Monday, 10 November 2014

Museum volunteer work

I finished by assignment at the Canadian War Museum and have now returned to the National Gallery of Canada to start a new Season of Lectures and school work with visiting schools and introducing children to art, age group 6 to 12 years old. I am also a docent-guide and give small lectures 10 minutes or more on a specific works of art in the Gallery. All this is volunteer work and requires a lot of preparation and reading, you simply cannot do it cold turkey, not possible and very dangerous since there is always someone lurking about with that clever question or observation.

So preparation is everything and it also has to be entertaining. The Mercredis Culturels lectures is a 54 year old program and I have been the convenor for the last 2 years organizing lectures with various experts on an Art Topic of their choice. I had prepared a lecture just in case of an emergency if a lecturer cancelled and this did happen last week. I re-wrote the lecture in 48 hours and re-arranged my slides. My topic was the Hermitage Museum it's history from 1764 to 1936. This year is the 250th Anniversary of its foundation by Catherine II of Russia. It went very well and got a standing ovation and many compliments from the audience which surprised me no end.

The School program is just as complicated they may be in the 6 to 12 year old range they know what is of interest to them. Usually abstract, modern, contemporary art is a hit, kids understand that easily, it appeals to them. Classical, Academic, old Masters, Renaissance gets a big yawn, unless there are children or animals in the painting.
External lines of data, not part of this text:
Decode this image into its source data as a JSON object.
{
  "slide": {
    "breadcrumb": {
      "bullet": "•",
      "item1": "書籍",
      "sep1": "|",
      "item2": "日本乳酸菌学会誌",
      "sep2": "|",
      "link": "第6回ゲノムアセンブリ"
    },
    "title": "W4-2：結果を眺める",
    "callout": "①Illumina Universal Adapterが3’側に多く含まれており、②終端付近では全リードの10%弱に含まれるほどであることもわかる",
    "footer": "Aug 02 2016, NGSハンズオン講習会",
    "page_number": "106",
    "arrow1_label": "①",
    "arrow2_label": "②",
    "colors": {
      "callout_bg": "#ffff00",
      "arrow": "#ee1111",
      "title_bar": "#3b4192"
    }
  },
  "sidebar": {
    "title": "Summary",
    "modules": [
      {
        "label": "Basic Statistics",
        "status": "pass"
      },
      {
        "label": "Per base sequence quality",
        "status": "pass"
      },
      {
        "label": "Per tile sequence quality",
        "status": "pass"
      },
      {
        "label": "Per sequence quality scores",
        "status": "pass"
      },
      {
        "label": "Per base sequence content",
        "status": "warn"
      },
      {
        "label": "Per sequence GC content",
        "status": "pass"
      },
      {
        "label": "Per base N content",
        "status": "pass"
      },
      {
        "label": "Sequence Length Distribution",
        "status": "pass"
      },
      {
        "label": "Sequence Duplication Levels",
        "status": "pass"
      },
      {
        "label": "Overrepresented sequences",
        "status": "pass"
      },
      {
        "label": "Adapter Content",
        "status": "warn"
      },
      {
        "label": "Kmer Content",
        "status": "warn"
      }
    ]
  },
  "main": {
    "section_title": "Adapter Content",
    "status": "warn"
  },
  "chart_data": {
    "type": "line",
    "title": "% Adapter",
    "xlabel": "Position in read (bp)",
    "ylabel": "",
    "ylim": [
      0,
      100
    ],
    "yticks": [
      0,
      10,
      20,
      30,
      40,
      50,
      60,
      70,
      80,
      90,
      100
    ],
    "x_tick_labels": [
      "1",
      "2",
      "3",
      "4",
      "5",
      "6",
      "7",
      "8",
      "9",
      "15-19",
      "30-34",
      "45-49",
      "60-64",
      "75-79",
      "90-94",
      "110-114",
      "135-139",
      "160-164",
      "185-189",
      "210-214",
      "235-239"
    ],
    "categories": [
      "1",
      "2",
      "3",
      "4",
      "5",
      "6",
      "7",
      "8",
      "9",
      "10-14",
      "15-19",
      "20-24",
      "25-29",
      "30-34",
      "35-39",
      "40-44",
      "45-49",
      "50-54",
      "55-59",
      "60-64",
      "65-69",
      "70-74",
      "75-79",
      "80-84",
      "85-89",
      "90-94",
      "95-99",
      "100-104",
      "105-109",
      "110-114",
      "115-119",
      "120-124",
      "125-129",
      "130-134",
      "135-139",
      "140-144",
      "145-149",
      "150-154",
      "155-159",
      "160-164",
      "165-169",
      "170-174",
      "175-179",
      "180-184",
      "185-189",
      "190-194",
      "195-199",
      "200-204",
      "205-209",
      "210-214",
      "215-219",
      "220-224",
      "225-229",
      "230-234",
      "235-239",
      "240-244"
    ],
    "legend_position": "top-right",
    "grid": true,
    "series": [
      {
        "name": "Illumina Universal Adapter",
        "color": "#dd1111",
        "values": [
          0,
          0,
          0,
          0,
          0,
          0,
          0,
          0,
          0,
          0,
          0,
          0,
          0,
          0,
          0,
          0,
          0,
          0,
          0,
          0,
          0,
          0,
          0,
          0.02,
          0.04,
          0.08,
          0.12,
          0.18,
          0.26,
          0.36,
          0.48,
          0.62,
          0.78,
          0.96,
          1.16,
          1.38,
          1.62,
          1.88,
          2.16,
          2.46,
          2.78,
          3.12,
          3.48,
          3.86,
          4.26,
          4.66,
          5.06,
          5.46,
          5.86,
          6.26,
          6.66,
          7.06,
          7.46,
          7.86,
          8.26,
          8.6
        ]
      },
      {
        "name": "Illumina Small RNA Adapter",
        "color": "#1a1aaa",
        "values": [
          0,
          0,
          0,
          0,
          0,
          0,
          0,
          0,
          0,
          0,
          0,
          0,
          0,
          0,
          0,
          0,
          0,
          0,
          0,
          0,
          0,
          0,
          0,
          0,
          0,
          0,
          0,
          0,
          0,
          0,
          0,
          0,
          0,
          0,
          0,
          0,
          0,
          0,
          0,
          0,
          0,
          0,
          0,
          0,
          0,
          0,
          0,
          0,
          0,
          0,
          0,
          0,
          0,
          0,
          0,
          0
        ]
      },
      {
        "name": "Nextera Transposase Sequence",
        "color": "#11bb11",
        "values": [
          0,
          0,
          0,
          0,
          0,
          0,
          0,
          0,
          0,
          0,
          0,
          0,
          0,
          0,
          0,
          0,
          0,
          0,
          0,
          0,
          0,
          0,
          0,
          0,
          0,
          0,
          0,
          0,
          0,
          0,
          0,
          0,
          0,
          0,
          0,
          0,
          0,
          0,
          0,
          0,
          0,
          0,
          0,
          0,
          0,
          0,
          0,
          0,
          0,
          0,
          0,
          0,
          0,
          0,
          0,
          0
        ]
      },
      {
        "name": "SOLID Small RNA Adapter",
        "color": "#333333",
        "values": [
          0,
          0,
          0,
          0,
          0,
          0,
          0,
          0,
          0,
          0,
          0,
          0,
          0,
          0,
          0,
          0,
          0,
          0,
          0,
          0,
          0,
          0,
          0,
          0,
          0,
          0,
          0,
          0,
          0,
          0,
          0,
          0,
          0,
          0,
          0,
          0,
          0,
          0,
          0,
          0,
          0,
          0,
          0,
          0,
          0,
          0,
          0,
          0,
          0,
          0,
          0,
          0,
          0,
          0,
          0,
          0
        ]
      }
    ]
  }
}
Maman by Louise Bourgeois at the NGC

So this year I will do tours inside the Museum and at local schools in the region of the National Capital. At the museum the tours are 50 minutes total and you take the kids around the galleries and present chosen selected paintings, at least you get a break after your tour is done and can have a coffee. Not so in local schools, this is a free program and since the Provincial Government cut all Art programs in schools some years ago, we are the only free outlet for them and you spend all day in school without as much as a pee break. This year again I am presenting a program on the Renaissance because one school asked for it. As for the other schools it will be about Abstract and Surrealism, Kandinsky and Magritte. The goal is to give the kids a first appreciation for Art, they often have no exposure what so ever in their lives unless a relative is an artist. I engage them by asking what they see in a painting or what attracts their attention, getting them to talk about a painting and playing a game of discovery works well. I also try to challenge what they may have been told about art or how to interpret it. I talk about the painter, the history behind the making of the painting, the people in it, who they are, etc.

It can be very challenging because they do not know why they should even be interested. It is also important to get the teachers into the act, many have never set foot in a Museum. My goal is to reach the kids if one person is happy and engaged then it is all worthwhile.

As for the public at the Museum who come for the talks and presentations, the goal is to make their visit worthwhile and hope that they will come back regularly. Unfortunately in Ottawa going to a museum is not an activity anyone considers. Many people I have spoken to have been in a museum once in 30 years, usually for an hour. It is a challenge to get them to come and stop to look. This is all part of the job and I take it to heart. Again I find that if you give visitors background on a painting and the artist, a bit of history and compare one artist to another to highlight differences or similarities people respond well to that, they can connect and it is no longer just a painting on the wall. We even get into conversations about framing, often people will ask how we got that frame or why this type of frame, they may not like it and think it is ugly. The whole idea is to make Art approachable and easy to assimilate.

It did work fairly well this summer when comparing the painters Otto Dix and AY Jackson. In the end despite the fact that Jackson is well known to Canadians many preferred Dix. The reason was that they had discovered a painter who was complex and controversial and was not afraid to explore difficult themes. He was a puzzle for viewers whereas Jackson was just plain.

All this to say that I do enjoy what I am doing as a Volunteer.


  1. congratulations! they are fortunate to have you.

  2. You are providing a great service to your community. It's a shame that the art programs get cut first. It's a true loss.

  3. You'll never know the good you do -- you may be the spark that causes some child (or even adult) to think about things they never did before or to get interested in art or history. Just keep the faith!